魔法使いは希少ゆえに大体は国が抱えていて、治安維持のための兵士ではどうにもお手上げな状況になると調査の為に派遣されてくることが稀にある。稀なのは先も触れたとおり、本当に数が少ないからだ。当然だが、僕も魔法は使えない。幼いころは結構憧れる人は多いらしいが、身体的な素養がなければ使えないうえ、技術や知識を学ぶには高額の授業料と関係者へのコネが必須という狭すぎる門だからだ。
「失礼、『雪森の牡鹿亭』というのは、どこにあるのか教えていただいてもいいかな?」
だから、魔法使いなどめったにお目にかからない存在であるというのに、すれ違った僕の方を振り返って声をかけてきた金髪の女性は、魔法使いのトレードマークとまで言われる触媒の組み込まれた杖を抱えていたのだった。
「届け物の途中で既に遅刻していて急いでいるんです、すみません」
そう断って立ち去るべきなのではと僕は思った。皮肉にも女魔法使いの探している店を僕は知っている。夜は酒を提供する飲食店だが昼はそこそこ安くて美味い飯を提供してくれる店だからだ。ただ、懐に余裕があって昼は外食しようとなると定番のように足を運んだ僕は従業員や店主に顔を覚えられている可能性があった。
「行きつけの店です、案内しましょう。
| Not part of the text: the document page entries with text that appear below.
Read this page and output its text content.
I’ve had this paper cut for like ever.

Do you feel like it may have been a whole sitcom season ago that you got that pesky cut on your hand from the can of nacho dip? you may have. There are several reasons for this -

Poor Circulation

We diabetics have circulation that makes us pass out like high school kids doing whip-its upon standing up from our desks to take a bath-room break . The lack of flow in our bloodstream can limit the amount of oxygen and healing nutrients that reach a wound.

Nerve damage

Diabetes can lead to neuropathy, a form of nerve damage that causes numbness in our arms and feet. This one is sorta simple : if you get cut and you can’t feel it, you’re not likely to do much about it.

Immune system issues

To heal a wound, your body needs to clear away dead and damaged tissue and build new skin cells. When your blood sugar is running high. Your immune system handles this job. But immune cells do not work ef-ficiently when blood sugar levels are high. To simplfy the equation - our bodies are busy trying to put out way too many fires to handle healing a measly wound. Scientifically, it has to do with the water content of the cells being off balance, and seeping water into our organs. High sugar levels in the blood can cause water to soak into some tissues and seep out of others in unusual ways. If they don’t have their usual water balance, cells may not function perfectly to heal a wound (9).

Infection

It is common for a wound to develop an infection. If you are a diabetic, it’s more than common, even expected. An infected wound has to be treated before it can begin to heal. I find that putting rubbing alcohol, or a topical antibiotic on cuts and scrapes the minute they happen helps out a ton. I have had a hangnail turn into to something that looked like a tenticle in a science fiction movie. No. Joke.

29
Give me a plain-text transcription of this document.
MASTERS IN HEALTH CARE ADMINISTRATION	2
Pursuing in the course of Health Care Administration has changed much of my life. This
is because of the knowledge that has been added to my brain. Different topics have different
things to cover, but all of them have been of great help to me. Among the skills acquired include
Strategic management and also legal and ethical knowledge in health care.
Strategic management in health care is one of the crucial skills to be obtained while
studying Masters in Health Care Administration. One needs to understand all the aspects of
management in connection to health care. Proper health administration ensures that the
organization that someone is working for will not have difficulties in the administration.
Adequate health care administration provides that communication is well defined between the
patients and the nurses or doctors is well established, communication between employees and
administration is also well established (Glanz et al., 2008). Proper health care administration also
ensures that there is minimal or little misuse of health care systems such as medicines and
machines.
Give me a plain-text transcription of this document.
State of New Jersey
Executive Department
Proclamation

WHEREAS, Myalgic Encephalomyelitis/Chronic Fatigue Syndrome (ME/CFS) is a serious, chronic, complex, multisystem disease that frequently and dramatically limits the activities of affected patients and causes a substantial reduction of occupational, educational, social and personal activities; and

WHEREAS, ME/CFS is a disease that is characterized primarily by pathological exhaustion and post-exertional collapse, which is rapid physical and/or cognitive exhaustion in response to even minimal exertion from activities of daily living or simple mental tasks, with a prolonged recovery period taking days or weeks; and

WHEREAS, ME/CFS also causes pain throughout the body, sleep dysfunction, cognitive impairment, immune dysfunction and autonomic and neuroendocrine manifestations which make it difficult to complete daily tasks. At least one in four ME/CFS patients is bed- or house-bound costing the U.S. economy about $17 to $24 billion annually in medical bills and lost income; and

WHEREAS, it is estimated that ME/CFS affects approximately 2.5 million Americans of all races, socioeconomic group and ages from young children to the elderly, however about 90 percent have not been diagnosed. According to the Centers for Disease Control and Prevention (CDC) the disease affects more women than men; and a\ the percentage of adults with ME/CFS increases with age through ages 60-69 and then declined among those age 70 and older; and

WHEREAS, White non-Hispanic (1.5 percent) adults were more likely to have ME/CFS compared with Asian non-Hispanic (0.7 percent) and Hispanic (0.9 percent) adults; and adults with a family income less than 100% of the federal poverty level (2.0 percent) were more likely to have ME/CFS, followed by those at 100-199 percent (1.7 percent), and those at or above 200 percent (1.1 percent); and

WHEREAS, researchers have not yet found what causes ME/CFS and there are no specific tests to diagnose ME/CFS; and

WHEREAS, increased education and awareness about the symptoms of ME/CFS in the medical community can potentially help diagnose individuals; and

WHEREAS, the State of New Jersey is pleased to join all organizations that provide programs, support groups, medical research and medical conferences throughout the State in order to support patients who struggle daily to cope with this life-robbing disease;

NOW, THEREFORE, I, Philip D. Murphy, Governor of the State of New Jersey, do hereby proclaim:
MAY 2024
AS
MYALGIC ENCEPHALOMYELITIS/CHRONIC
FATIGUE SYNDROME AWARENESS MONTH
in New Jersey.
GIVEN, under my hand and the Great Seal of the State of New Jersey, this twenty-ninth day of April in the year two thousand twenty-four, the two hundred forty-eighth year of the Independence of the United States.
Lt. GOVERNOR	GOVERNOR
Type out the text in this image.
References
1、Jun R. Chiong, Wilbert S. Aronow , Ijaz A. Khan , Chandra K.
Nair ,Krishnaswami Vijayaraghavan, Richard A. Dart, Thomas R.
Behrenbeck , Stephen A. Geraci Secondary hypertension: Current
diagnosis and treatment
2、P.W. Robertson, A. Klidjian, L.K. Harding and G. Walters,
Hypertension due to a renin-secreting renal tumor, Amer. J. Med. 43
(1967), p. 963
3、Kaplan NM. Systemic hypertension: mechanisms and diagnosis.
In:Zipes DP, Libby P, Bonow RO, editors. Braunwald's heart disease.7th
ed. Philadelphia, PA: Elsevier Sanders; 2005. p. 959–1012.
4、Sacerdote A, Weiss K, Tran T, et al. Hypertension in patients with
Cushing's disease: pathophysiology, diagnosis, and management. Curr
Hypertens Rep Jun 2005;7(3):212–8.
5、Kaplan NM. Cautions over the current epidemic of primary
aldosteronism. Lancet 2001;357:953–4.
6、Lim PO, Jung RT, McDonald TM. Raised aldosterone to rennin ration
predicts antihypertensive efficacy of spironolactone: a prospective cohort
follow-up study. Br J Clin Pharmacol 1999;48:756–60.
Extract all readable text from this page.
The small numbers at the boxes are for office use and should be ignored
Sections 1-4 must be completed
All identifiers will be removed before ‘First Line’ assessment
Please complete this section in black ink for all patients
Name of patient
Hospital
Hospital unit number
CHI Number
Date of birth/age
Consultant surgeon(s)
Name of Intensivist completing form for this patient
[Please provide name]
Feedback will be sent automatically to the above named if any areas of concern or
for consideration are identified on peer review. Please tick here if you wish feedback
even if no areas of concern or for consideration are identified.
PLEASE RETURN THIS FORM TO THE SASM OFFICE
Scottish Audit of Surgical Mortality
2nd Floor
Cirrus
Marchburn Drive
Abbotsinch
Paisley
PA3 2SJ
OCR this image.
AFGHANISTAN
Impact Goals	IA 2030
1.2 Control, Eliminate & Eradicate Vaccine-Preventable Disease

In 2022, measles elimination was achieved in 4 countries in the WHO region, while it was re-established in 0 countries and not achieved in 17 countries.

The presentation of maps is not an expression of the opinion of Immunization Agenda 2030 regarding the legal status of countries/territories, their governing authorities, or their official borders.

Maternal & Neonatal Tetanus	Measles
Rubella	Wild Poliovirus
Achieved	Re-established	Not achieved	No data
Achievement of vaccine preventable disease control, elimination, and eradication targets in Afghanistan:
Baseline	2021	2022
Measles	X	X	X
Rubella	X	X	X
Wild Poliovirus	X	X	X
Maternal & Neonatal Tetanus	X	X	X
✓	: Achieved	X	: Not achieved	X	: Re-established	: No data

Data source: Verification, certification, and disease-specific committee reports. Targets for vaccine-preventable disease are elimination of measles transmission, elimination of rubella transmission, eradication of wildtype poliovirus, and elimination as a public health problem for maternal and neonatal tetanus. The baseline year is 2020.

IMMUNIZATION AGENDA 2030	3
ただ――」
結果として僕はその金髪の女魔法使いを店まで先導することにしたが、かわりと言ってはと条件を付けくわえた。
「届け物の途中なので、遅刻した時はあなたを案内してたことを言い訳にさせてください」
魔法使いは希少だが、希少ゆえに社会的地位がある。そんな相手に手を貸していたとなれば稀に居る魔法使い嫌いでもなければ、遅刻だって見逃してもらえるかもしれないのだ。